Wednesday, 24 September 2025

Amelia Found?

 
See here for essential background: https://hpanwo-voice.blogspot.com/2025/05/amelia-earhart-plane-update.html.
Following the disappointment in discovering that the aeroplane shape on the seabed was just a pile of rocks, the search has continued unabated. Many hope soon to solve the mystery of what happened to Amelia Earhart. A new clue has been found in a satellite photo. It shows another object lying on the seabed that might be the modified Lockheed Electra flown by Amelia and Fred Noonan. This time it is far shallower and in much more accessible waters.
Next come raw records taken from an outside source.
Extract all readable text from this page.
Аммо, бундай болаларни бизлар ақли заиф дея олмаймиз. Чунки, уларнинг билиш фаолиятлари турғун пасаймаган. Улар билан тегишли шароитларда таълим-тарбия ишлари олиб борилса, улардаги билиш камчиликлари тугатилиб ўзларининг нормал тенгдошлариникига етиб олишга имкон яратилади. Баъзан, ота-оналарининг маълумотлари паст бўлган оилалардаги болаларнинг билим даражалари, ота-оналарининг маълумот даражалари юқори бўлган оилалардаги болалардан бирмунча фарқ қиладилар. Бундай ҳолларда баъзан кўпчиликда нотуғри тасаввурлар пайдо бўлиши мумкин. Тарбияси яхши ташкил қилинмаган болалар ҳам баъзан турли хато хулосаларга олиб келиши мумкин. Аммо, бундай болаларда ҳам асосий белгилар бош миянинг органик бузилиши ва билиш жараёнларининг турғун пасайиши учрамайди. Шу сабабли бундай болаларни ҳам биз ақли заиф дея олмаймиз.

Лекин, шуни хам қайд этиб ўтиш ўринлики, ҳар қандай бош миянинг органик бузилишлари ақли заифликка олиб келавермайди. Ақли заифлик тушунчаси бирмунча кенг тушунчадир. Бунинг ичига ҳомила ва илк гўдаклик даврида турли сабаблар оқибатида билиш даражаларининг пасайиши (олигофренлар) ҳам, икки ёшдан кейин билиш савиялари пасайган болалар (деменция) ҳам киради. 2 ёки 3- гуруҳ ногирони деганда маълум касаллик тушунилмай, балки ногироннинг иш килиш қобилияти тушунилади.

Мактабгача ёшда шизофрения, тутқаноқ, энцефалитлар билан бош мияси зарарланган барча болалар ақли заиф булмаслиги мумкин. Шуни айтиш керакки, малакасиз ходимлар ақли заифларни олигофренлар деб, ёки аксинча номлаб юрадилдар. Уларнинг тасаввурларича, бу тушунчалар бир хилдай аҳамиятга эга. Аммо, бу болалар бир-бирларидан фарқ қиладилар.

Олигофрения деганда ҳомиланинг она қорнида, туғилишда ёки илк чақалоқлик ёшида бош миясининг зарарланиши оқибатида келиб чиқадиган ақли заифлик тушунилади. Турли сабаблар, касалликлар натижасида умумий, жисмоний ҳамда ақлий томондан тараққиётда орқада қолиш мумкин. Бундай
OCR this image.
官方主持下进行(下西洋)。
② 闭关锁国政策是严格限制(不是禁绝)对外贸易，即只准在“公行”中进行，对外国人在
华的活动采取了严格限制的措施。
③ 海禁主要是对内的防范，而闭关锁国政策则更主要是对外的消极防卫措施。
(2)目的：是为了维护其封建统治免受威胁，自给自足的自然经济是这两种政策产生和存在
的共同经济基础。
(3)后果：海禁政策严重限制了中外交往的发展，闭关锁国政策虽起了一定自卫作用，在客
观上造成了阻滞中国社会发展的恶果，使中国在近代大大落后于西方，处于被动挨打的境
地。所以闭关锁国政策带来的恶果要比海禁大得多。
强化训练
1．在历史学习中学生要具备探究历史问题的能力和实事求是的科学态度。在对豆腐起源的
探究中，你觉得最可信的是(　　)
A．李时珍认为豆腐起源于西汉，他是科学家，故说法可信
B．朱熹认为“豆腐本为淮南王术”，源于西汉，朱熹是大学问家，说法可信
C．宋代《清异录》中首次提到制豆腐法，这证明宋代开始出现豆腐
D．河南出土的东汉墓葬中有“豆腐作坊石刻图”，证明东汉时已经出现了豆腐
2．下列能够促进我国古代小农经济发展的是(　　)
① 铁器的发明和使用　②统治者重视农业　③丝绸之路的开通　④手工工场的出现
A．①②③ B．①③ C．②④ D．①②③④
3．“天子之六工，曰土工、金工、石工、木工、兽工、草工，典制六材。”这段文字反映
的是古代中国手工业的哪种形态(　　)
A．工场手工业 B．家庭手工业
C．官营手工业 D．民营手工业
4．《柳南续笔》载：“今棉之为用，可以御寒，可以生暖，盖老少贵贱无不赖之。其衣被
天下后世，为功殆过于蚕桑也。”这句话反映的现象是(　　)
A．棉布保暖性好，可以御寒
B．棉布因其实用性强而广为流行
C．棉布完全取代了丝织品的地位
It is lying in the surf of an island called Nikumaroro, formerly Gilbert Island. This is a very remote and uninhabited atoll just a few miles across, about four hundred miles south of Howland. This island was searched from the air by the coastguard in the initial quest to locate Amelia, but nobody could be seen. In October a ship was sent there, but found nothing. Many human remains and artefacts have been excavated there over the years because the island has had a population at various periods since the early 19th century; but attempts to colonize the island were abandoned due to a lack of fresh water and farmland. There are ruins of their buildings there. Another wreck, that of the ship SS Norwich City, can clearly be seen to this day, half buried in the sand. It sank there in 1929. If the two aviators crash-landed on Nikumaroro then they did not survive long. Their bodies may well have been scavenged by the island's vast population of coconut crabs. Source: https://www.ladbible.com/community/amelia-earhart-disappearance-explained-theories-new-evidence-276408-20250707. The object in the photo does not look to me particularly like an aircraft; but then the same could be said for Norwich City. After time has passed and the tides have half buried it, what can we expect? Also, have DNA tests been done on the bones that were found? I would support a new expedition to return to the island and investigate this anomaly. Hopefully, after more than eighty-eight years, we can finally know the fate of this brave aviator.